Debolsillo prepara el lanzamiento, esta primavera, del Diario completo de André Gide: cuatro volúmenes en los que he tenido la suerte de colaborar. Son muchas las consideraciones a que da lugar este valioso documento sobre una personalidad –la de Gide– pendiente de ser convenientemente reevaluada. Pero hoy vengo a fijarme en una anotación muy particular, recogida entre las “hojas sueltas” que complementan las entradas de diario del año 1911. Se trata de una de tantas anotaciones en que la fina inteligencia de Gide para las cuestiones literarias acierta a formular una idea muy aprovechable. Dado su interés, me permito citarla y glosarla con algún detalle.
Gide está leyendo The History of Mr. Polly, una novela cómica de H. G. Wells publicada en 1910, y a este propósito apunta: “A las famosas ‘tres unidades’ yo añadiría gustosamente una cuarta: la unidad del espectador.

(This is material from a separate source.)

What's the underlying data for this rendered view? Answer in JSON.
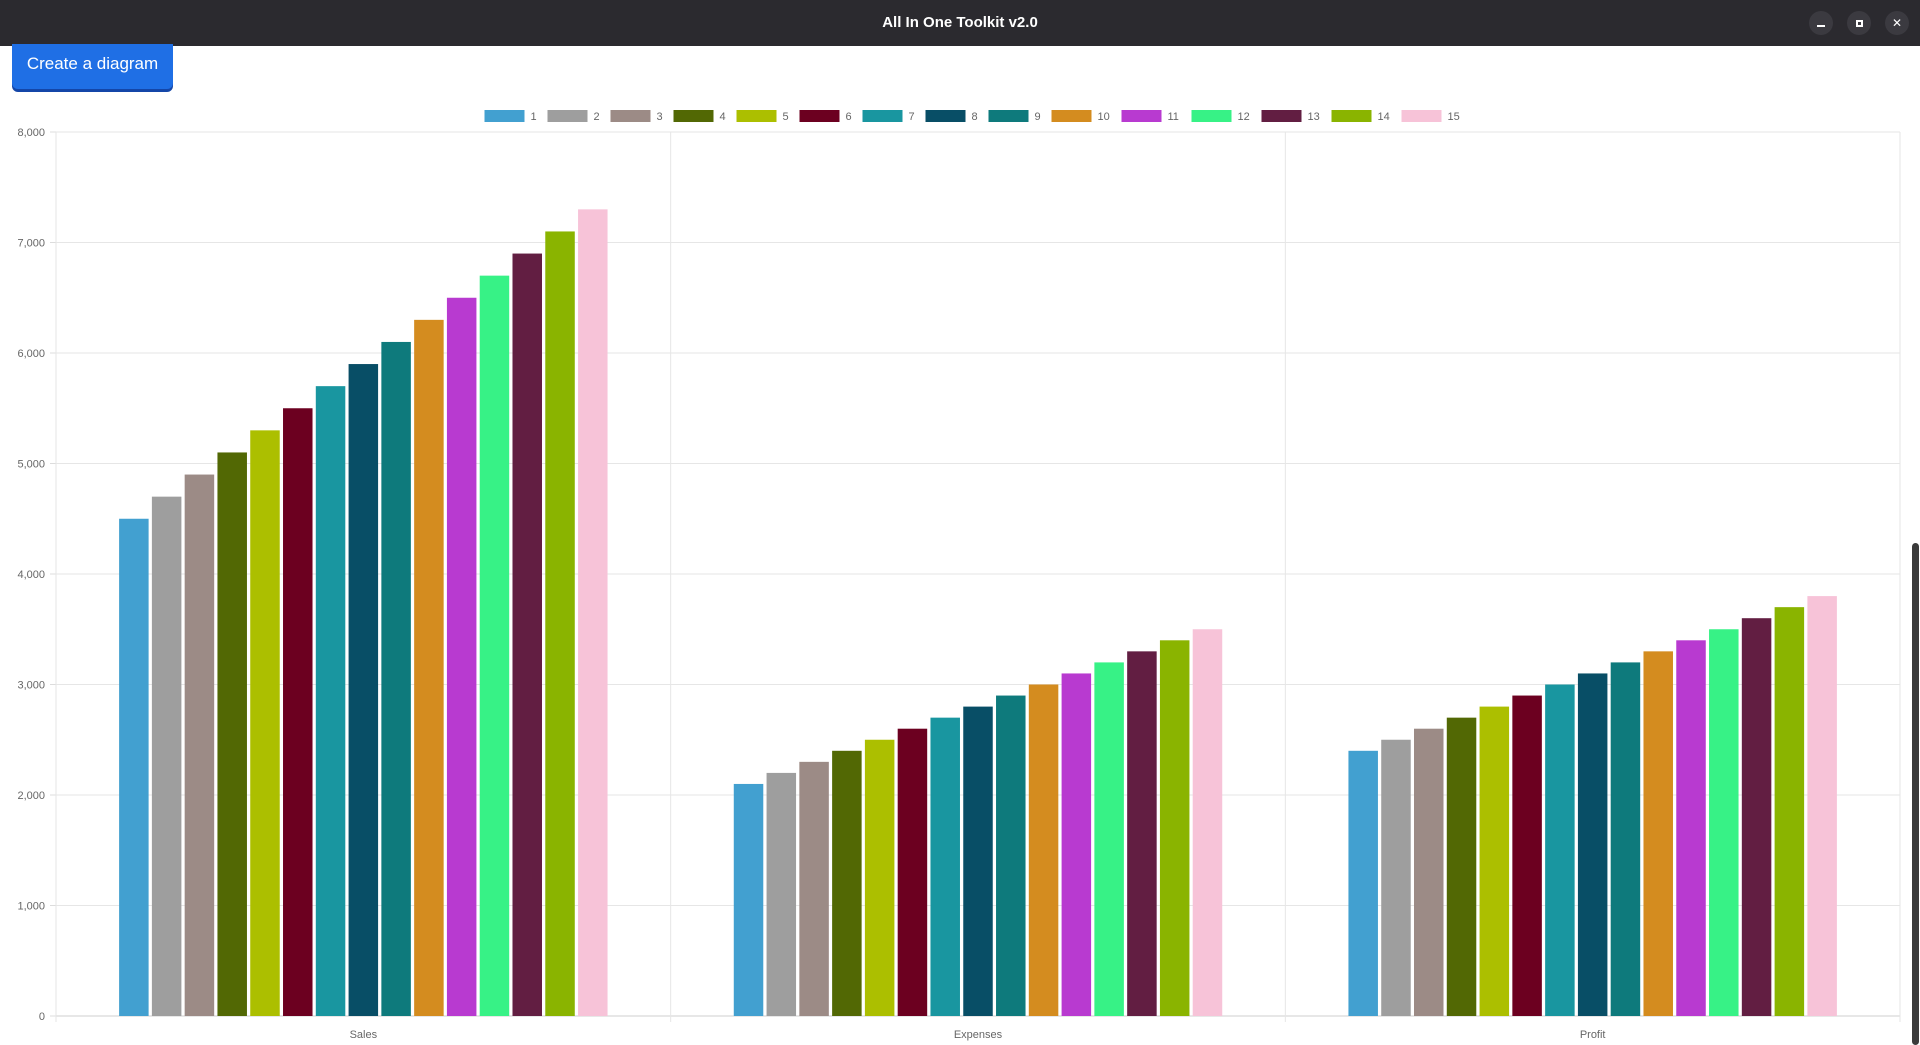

Implicaría que es importante que, en una obra de teatro o un libro, la creación poética se dirija, desde el principio hasta el fin, al mismo lector o público […] La mente de Wells es muy ingeniosa; tiene la habilidad de interesarnos abriendo ante nosotros perspectivas imprevistas; ya no hace falta elogiarle. Pero si hoy se dirige a nosotros, ¿por qué no se dirige a nosotros siempre? Ahora le escucha un público demasiado numeroso, que él ha sabido reclutar en todos los países y entre todas las clases sociales, y resulta que se dirige alternativamente a personas demasiado diferentes. En este libro hay páginas que sólo pueden entretener a los niños, a gente sin experiencia; otras páginas son para gustar a los viejos entendidos como nosotros, pero que aquellos otros rechazarán; y finalmente hay otras que parece que no diviertan a nadie más que a él mismo o a alguien igual que él; ni los niños ni yo le seguimos ya. A veces me dan ganas de tirarle de la manga: ‘¡Monsieur Wells! ¡Que se olvida de nosotros! Y fue con nosotros con quien usted empezó su historia; no lo dude, nosotros éramos su mejor público’”.

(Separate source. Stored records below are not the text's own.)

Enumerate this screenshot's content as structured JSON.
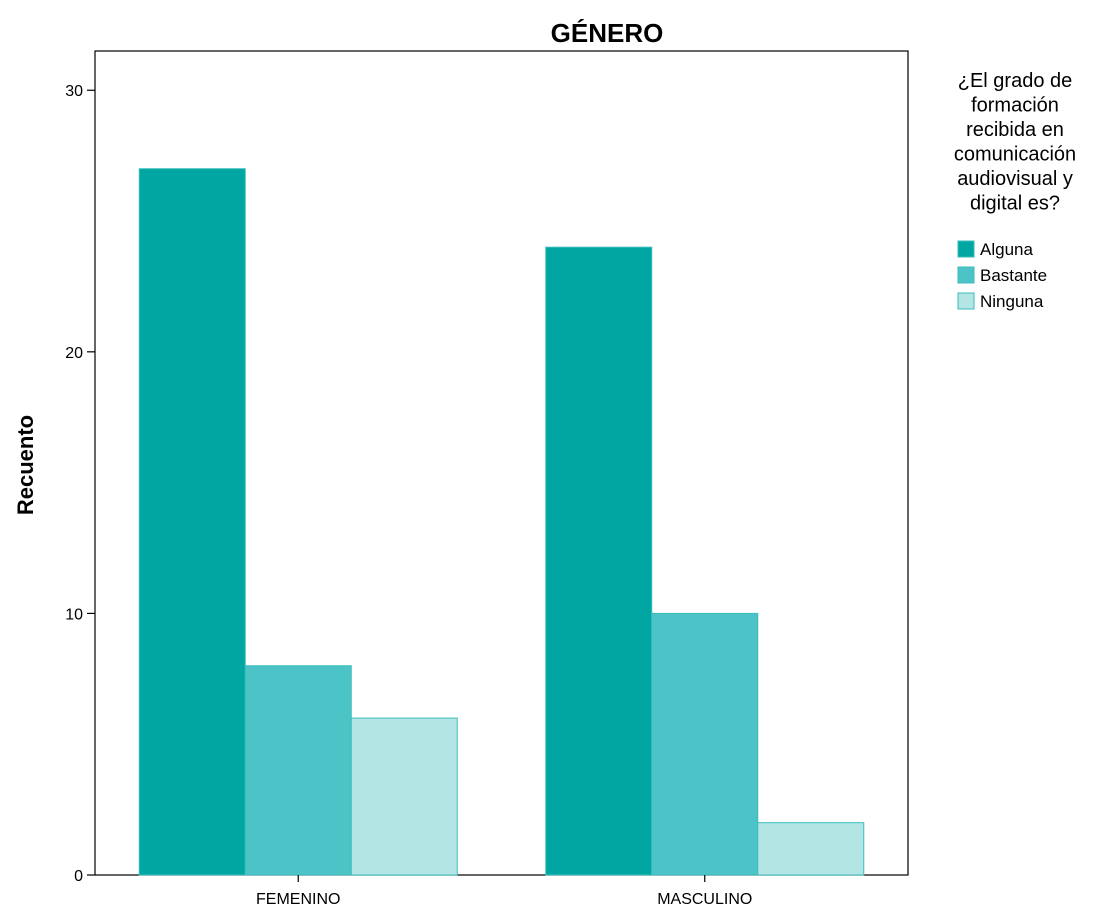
{
  "chart_data": {
    "type": "bar",
    "title": "GÉNERO",
    "xlabel": "",
    "ylabel": "Recuento",
    "categories": [
      "FEMENINO",
      "MASCULINO"
    ],
    "series": [
      {
        "name": "Alguna",
        "values": [
          27,
          24
        ],
        "color": "#00a6a2"
      },
      {
        "name": "Bastante",
        "values": [
          8,
          10
        ],
        "color": "#4cc3c6"
      },
      {
        "name": "Ninguna",
        "values": [
          6,
          2
        ],
        "color": "#b3e5e5"
      }
    ],
    "ylim": [
      0,
      31.5
    ],
    "yticks": [
      0,
      10,
      20,
      30
    ],
    "grid": false,
    "legend": {
      "title_lines": [
        "¿El grado de",
        "formación",
        "recibida en",
        "comunicación",
        "audiovisual y",
        "digital es?"
      ],
      "placement": "right"
    }
  }
}
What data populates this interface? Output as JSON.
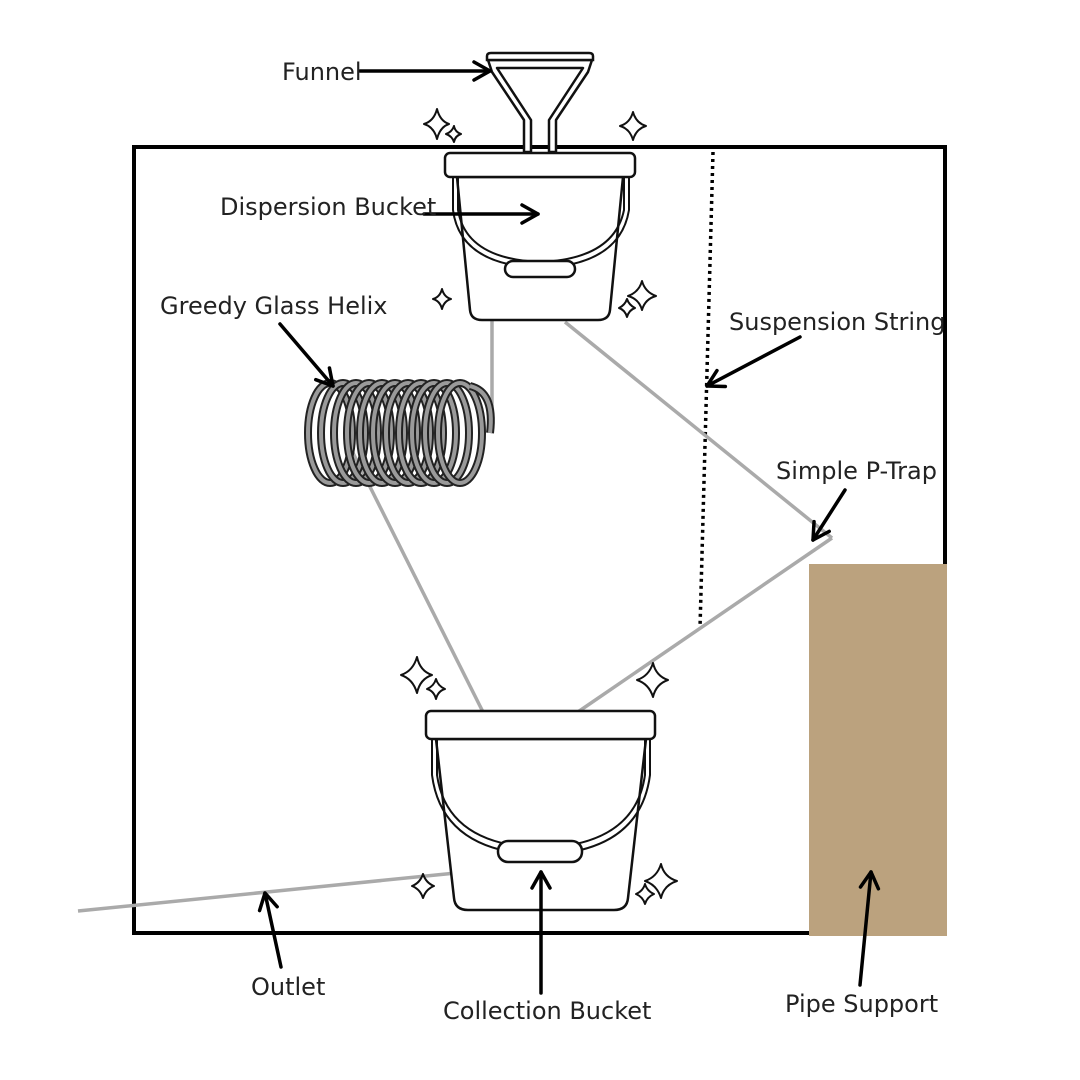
{
  "labels": {
    "funnel": "Funnel",
    "dispersion_bucket": "Dispersion Bucket",
    "greedy_glass_helix": "Greedy Glass Helix",
    "suspension_string": "Suspension String",
    "simple_p_trap": "Simple P-Trap",
    "outlet": "Outlet",
    "collection_bucket": "Collection Bucket",
    "pipe_support": "Pipe Support"
  },
  "colors": {
    "frame": "#000000",
    "pipe": "#aaaaaa",
    "pipe_support": "#bba27e",
    "helix": "#9a9a9a"
  }
}
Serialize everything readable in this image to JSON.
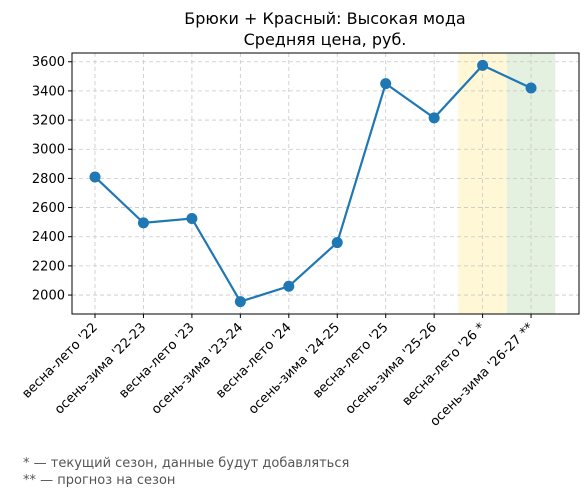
{
  "chart_data": {
    "type": "line",
    "title": "Брюки + Красный: Высокая мода",
    "subtitle": "Средняя цена, руб.",
    "xlabel": "",
    "ylabel": "",
    "categories": [
      "весна-лето '22",
      "осень-зима '22-23",
      "весна-лето '23",
      "осень-зима '23-24",
      "весна-лето '24",
      "осень-зима '24-25",
      "весна-лето '25",
      "осень-зима '25-26",
      "весна-лето '26 *",
      "осень-зима '26-27 **"
    ],
    "series": [
      {
        "values": [
          2810,
          2495,
          2525,
          1955,
          2060,
          2360,
          3450,
          3215,
          3575,
          3420
        ],
        "color": "#1f77b4"
      }
    ],
    "ylim": [
      1870,
      3660
    ],
    "yticks": [
      2000,
      2200,
      2400,
      2600,
      2800,
      3000,
      3200,
      3400,
      3600
    ],
    "grid": true,
    "highlights": [
      {
        "category": "весна-лето '26 *",
        "color": "#fff7d6",
        "meaning": "current season"
      },
      {
        "category": "осень-зима '26-27 **",
        "color": "#e5f1e0",
        "meaning": "forecast"
      }
    ]
  },
  "footnotes": {
    "current": "* — текущий сезон, данные будут добавляться",
    "forecast": "** — прогноз на сезон"
  }
}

Anotada hace más de un siglo, la observación incide en una cuestión importantísima: la fragmentación y desarticulación del público a consecuencia de la ampliación del mismo inducida por el desarrollo de la cultura de masas.
Llegó el momento en que la categoría de público se fue disolviendo en la de mercado, mucho más difusa. El escritor dejó de tener claro a quién se dirigía
En términos muy generales, hasta la segunda mitad del siglo XX el escritor, de la especie que fuera, solía dirigirse a un público más o menos prefigurable. A la hora de ponerse a escribir, a un autor le cabía imaginar el tipo de lector al que estaban destinados sus libros. La relación del escritor con su público era hasta cierto punto connatural. Se puede decir que venía dada, y el éxito, cuando llegaba, confirmaba su mutuo entendimiento. Era precisamente ese entendimiento el que permitía al escritor según qué licencias afortunadas, realizadas con la confianza de que iban a ser toleradas y comprendidas. El altísimo nivel de la narrativa europea y sobre todo anglosajona posterior a lo que se entiende por Modernism tiene que ver sin duda con la complicidad con que autores y lectores asumían los logros del mismo, pero también sus supuestos.
Llegó el momento, sin embargo, en que la categoría de público se fue disolviendo en la de mercado, mucho más difusa. El escritor dejó de tener claro a quién se dirigía. Y a medida que se afanaba por alcanzar ciertas cotas de éxito, se fue viendo tentado a seducir a distintos tipos de lectores.
De esto último es de lo que se queja Gide, poniendo en juego ese concepto de “unidad de espectador”. El término “espectador”, que emplea en lugar del de “lector”, permite extender el concepto al ámbito cinematográfico y televisivo, donde es mucho más común la experiencia de una película o una serie cuyos alcances malogra el deseo de complacer simultáneamente diversos estratos de público. En las series, para las que suelen trabajar equipos enteros de guionistas, esto mismo suele ser flagrante.
Aunque, como las viejas unidades (de tiempo, de lugar, de acción), puede que también la unidad del espectador estuviera llamada a ser rota y superada, y sea precisamente ese polimorfismo que Gide afea a Wells una de esas marcas del presente preñadas de futuro.